La liturgia in lingua latina, ormai tristemente obliata, è davvero così superata dai tempi?
Alcuni giorni fa abbiamo avuto la felice opportunità di assistere ad una Messa di requiem, celebrata nella chiesa di Mirabello in ricordo dei caduti di entrambe le fazioni della battaglia di Pavia. La battaglia si svolse nei pressi di Mirabello la mattina del 14 febbraio 1525, durò in tutto un paio d’ore che bastarono a cambiare il corso della storia di gran parte dell’Europa. Siamo quindi al V centenario! La messa suffragale viene celebrata ad ogni anniversario, da una quarantina d’anni, secondo il rito tridentino, in uso già ai tempi della battaglia e poi canonizzato nel 1570 da papa Pio V Ghislieri con l’imprimatur all’edizione del Missale Romanum ex Decreto Sacrosancti Concilii Tridentini restitutum, noto sinteticamente come Messale tridentino, ovviamente in lingua latina. A seguito del Concilio vaticano II il messale è stato tradotto nelle lingue volgari. Ma non tutto! La Messa di requiem non è mai stata tradotta, generando l’impressione di una condanna all’oblio.
La solennità del rito al quale abbiamo assistito, con tre celebranti e la presenza di sedici cantori accompagnati dal suono dell’organo e di una ormai quasi dimenticata tiorba, e l’emozione che ha saputo generare, inducono alcune riflessioni.

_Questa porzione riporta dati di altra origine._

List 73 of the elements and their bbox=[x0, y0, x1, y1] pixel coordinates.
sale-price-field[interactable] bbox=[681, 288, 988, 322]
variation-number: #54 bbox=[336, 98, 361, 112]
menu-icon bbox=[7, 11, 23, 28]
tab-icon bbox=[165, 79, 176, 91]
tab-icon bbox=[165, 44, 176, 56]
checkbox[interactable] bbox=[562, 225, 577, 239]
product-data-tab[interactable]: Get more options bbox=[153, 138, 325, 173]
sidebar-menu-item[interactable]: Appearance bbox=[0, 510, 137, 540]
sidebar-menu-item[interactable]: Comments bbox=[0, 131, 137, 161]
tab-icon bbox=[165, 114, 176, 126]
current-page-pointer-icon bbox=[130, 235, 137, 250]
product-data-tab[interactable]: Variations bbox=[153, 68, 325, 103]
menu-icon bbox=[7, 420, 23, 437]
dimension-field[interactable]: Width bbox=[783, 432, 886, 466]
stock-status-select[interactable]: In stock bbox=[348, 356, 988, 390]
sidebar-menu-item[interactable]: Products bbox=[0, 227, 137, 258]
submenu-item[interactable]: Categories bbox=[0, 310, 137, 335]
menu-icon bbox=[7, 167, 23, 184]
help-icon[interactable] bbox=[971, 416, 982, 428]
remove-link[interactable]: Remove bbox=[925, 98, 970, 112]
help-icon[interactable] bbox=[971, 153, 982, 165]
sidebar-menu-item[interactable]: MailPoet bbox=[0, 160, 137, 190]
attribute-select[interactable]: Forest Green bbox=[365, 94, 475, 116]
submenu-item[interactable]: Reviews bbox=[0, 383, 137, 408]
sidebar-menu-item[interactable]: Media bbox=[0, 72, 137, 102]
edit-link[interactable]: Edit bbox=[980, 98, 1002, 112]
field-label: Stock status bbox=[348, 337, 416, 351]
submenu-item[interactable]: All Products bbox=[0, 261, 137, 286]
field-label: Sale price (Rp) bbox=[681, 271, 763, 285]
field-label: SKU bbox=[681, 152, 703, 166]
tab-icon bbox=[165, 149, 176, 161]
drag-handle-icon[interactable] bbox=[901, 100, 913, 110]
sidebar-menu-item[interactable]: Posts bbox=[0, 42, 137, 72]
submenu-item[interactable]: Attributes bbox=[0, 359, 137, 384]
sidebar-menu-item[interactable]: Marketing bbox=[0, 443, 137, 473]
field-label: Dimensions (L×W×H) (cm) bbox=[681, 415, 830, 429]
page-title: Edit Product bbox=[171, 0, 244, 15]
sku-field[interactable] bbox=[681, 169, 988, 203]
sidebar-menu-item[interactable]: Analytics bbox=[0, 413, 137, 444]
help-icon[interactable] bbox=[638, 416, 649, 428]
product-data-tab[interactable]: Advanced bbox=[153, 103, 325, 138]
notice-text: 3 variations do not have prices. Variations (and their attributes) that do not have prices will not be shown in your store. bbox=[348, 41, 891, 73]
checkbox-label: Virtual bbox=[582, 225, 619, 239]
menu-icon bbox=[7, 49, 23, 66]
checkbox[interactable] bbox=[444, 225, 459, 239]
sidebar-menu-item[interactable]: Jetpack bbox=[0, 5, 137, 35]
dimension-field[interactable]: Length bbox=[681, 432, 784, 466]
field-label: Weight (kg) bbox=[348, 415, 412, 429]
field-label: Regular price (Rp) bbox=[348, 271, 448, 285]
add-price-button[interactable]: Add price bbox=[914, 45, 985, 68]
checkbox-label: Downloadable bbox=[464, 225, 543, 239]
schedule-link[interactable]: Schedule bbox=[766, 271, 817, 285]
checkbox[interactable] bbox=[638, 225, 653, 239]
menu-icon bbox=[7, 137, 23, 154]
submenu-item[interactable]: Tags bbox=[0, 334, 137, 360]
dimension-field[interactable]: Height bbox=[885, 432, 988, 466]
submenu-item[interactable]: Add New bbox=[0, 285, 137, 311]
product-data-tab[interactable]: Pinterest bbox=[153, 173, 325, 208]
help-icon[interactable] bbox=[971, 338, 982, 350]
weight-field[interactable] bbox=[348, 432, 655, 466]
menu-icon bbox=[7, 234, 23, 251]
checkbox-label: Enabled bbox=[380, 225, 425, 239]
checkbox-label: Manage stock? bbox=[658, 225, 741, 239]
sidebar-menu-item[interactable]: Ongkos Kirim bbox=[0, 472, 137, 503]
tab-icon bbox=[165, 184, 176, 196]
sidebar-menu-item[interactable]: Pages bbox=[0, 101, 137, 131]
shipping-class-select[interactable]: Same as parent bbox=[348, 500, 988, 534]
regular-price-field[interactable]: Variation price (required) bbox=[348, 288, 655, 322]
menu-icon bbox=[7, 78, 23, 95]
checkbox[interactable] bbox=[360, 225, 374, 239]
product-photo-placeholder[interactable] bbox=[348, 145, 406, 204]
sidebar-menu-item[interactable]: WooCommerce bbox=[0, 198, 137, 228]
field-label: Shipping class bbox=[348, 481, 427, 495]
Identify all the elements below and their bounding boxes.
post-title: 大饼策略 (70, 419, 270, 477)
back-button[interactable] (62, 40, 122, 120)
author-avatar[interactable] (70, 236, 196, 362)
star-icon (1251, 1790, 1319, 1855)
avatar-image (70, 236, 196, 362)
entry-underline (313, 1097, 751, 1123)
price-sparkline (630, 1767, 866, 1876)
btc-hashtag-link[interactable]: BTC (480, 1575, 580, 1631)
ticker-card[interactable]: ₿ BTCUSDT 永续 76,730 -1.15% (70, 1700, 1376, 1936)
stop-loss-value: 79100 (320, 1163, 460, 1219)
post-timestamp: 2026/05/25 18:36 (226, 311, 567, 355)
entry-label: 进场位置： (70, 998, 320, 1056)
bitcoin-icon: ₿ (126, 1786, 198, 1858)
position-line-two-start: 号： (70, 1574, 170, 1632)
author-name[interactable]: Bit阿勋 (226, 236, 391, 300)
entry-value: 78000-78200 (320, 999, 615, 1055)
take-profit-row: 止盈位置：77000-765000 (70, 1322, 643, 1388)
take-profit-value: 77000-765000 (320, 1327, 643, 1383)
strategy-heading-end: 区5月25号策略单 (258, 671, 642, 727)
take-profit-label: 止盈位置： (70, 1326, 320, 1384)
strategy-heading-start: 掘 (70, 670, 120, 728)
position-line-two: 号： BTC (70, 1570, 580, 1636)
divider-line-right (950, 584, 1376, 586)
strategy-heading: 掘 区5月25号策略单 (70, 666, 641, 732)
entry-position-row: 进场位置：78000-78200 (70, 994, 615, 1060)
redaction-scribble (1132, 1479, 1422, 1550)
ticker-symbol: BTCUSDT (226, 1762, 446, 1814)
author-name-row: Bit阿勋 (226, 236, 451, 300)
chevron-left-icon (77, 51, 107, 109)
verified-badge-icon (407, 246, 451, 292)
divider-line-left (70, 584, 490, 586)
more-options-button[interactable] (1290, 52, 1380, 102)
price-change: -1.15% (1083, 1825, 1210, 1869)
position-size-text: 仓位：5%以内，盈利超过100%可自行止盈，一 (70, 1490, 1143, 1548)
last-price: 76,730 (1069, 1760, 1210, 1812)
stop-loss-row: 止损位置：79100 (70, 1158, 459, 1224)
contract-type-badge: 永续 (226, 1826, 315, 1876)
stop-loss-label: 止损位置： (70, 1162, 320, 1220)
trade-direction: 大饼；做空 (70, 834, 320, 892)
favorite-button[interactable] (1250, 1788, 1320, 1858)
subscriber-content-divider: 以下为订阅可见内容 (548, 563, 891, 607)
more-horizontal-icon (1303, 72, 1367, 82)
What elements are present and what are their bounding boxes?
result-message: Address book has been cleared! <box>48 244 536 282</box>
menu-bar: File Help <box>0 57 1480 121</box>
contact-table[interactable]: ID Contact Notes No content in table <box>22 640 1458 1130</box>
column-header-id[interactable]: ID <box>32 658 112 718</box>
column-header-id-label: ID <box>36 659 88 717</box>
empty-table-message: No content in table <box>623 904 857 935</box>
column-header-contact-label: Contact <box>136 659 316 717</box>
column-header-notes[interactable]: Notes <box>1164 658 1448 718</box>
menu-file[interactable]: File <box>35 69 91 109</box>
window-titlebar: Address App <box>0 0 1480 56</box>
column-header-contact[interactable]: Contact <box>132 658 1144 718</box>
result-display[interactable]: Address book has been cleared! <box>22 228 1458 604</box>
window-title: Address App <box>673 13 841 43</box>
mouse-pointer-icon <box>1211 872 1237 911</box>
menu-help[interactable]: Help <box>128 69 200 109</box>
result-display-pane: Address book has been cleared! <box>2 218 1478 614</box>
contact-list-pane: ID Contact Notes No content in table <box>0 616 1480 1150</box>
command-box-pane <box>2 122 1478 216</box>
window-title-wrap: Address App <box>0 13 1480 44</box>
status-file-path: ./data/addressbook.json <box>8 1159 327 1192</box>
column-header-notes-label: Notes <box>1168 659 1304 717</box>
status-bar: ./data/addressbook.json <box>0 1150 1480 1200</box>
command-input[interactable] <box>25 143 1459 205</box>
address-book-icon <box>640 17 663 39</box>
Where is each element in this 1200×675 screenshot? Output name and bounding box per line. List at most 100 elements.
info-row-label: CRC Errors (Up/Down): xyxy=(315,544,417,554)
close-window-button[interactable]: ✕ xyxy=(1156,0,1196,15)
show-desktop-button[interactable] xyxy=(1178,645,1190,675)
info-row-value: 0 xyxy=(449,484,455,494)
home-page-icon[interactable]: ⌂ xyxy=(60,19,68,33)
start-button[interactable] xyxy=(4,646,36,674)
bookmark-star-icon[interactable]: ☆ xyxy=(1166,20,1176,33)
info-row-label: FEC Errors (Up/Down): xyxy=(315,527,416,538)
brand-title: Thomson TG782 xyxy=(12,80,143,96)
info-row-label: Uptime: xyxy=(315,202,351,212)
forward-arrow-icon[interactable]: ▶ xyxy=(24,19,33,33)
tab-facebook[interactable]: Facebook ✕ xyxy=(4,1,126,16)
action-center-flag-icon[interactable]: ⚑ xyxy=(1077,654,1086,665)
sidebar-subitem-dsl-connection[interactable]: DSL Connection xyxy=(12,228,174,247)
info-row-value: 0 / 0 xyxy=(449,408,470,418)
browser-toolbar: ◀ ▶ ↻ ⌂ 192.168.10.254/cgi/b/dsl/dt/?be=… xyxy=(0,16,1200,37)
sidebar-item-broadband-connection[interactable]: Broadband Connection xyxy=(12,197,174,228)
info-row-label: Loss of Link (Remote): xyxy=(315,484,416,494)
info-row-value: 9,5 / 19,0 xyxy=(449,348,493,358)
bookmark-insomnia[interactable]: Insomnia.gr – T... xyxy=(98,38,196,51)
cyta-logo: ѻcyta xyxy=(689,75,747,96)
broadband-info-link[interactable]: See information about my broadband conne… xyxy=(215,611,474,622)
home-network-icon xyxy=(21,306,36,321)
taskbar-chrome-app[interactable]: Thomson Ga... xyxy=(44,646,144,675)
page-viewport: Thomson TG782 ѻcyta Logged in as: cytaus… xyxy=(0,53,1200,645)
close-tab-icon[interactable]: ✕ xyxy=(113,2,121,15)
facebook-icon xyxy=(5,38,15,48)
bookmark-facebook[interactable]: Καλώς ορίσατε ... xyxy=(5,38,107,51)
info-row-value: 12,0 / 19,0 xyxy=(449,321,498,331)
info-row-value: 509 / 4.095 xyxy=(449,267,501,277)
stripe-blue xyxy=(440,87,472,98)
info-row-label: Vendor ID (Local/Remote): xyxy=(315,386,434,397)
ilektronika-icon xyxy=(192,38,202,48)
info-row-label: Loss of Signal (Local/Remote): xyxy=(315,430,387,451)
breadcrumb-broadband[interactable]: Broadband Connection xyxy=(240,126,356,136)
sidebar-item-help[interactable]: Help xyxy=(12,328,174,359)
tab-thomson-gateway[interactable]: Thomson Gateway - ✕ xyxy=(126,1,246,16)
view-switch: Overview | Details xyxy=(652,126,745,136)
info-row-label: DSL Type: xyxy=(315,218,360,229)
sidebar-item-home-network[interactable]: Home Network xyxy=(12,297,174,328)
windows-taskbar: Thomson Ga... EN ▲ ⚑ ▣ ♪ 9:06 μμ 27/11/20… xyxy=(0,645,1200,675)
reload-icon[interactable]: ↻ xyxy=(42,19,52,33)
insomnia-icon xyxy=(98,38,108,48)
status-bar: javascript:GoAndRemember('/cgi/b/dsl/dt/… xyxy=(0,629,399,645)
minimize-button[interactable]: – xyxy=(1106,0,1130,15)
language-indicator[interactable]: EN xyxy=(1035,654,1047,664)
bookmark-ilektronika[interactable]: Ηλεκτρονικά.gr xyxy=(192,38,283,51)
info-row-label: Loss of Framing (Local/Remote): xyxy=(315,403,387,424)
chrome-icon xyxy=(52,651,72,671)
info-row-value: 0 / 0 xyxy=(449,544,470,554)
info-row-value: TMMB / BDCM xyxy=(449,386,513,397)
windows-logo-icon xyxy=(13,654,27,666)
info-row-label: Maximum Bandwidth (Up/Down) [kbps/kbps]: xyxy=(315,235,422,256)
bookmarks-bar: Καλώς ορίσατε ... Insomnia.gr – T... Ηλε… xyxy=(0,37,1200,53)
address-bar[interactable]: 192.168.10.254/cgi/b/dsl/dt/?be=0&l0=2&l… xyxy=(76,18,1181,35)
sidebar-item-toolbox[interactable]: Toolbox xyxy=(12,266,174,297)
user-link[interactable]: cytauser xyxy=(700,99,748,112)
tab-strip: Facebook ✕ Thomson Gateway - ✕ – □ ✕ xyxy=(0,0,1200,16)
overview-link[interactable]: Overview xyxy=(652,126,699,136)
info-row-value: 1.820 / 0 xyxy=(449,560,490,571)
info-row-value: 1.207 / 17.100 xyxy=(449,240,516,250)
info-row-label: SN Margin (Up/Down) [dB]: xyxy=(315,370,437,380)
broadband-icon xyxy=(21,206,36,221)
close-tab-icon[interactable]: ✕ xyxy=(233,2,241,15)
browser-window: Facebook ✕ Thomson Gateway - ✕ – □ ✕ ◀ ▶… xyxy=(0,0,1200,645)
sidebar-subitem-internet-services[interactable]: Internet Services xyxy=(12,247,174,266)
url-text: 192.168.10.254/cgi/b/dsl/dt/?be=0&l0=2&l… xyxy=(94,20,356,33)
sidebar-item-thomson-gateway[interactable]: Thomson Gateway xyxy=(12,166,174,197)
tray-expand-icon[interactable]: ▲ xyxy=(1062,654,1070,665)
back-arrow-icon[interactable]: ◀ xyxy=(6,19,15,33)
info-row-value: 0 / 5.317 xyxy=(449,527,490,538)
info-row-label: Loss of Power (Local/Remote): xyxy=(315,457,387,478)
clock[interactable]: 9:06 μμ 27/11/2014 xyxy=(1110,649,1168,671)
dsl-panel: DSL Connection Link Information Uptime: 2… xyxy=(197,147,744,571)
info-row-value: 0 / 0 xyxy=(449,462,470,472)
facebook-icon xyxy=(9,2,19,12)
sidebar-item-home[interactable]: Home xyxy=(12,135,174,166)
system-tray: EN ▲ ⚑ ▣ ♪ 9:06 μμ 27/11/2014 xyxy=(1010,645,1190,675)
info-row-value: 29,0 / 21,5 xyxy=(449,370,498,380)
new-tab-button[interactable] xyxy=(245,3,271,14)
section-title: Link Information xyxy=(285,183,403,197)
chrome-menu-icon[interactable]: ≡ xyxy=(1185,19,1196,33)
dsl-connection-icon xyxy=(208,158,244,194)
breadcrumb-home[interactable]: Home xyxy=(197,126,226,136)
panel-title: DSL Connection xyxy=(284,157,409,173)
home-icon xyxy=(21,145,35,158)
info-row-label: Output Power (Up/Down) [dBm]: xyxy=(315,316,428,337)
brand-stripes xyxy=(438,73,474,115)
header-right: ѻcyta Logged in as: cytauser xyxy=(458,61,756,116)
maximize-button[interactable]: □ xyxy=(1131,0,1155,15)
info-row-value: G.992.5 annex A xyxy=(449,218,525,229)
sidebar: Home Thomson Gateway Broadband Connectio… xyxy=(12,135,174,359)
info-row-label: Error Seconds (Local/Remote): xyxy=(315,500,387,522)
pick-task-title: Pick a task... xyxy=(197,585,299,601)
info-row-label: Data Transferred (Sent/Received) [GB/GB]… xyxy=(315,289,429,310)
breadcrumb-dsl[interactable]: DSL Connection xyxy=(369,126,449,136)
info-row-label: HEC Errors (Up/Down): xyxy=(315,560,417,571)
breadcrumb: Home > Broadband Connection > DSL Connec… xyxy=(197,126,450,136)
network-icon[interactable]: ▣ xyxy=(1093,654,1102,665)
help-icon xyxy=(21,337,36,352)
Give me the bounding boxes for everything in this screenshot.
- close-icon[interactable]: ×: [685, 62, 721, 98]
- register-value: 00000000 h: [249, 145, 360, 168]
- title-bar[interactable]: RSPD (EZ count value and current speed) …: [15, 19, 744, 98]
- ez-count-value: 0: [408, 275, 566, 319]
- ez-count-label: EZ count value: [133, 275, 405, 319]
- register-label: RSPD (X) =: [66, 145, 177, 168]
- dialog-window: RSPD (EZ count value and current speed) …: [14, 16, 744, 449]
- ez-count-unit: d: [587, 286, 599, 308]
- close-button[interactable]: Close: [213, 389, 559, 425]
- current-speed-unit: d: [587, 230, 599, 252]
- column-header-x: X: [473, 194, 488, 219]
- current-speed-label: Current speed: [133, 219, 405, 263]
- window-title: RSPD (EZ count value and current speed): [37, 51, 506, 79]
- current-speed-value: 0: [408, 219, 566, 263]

Intanto ricordiamo che la ritualità tridentina non è nata occasionalmente: è maturata in secoli di esperienza finalizzata ad uno scopo alto. La massa degli astanti non capiva il senso delle parole in una lingua a loro ormai estranea, ma l’obiettivo non era trasmettere la conoscenza lessicale del testo liturgico, bensì un misterium fidei. La Messa di requiem è incentrata sul Dies irae di Tommaso da Celano, francescano del XIII secolo. Il fascino arcano che emana richiama al giorno del giudizio, dies illa. Con un linguaggio incomprensibile ai più, certo, ma basta forse usare parole in lingua corrente per comprendere il senso recondito di quel giorno? Non è questa la via.
Il tentativo di avvicinare il mistero cerca altri percorsi, dei quali quello emotivo, insieme al percorso esoterico è uno dei principali. Non per comprendere, ma almeno per avvicinarsi.
Non è un caso che molti grandi musicisti abbiano voluto affrontare il tema. Possiamo ricordare la finezza del Requiem di Mozart, incompiuto per… cause naturali. E il Requiem di Verdi, l’angoscia creata dal Lacrimosa, mentre il Lux aeterna ci porta in un’atmosfera rarefatta, irreale.
E’ d’altronde facile verificare che pure oggi la maggior parte dei presenti alla messa ordinaria recita i testi (in lingua italiana, comprensibili) in modalità filastrocca, senza meditazione sul contenuto. E non ci dobbiamo stupire, è il meccanismo tipico del mantra, ma applicato ad una ritualità molto meno ricca del rito tridentino. Il meccanismo si estende perfino al Credo, che viene recitato come se fosse una preghiera. Il Credo non è e non vuole essere una preghiera, è un’affermazione, in prima persona, di ciò che si ritiene essere cristiano e la recita collettiva serve a riconoscersi nella stessa comunità che ne condivide il contenuto. Si parte con un’affermazione, Credo, poi si specifica punto per punto l’oggetto del credere. Senza una riflessione puntuale rimane significativo?
Un’altra riflessione, importante, riguarda il fatto che questa grande tradizione, così ricca, sofisticata e profondamente misterica, con la sua raffinata modalità di comunicazione non ha valenza solo religiosa, ha impregnato la nostra cultura nel corso dei secoli. E oggi la stiamo perdendo. I giovani ben poco ne sanno, è sempre più difficoltoso persino trovare celebranti che la conoscano.
Credo che dovremmo soffermarci a pensare una qualche modalità di recupero e di promozione di questa tradizione così bella e importante. Non per la valenza religiosa, che, con tutto il rispetto, dovrebbe essere opera di chi vi è specificamente preposto. Ma il patrimonio culturale che vi è associato molto ci riguarda. Vogliamo “rinascere”? Pensiamoci.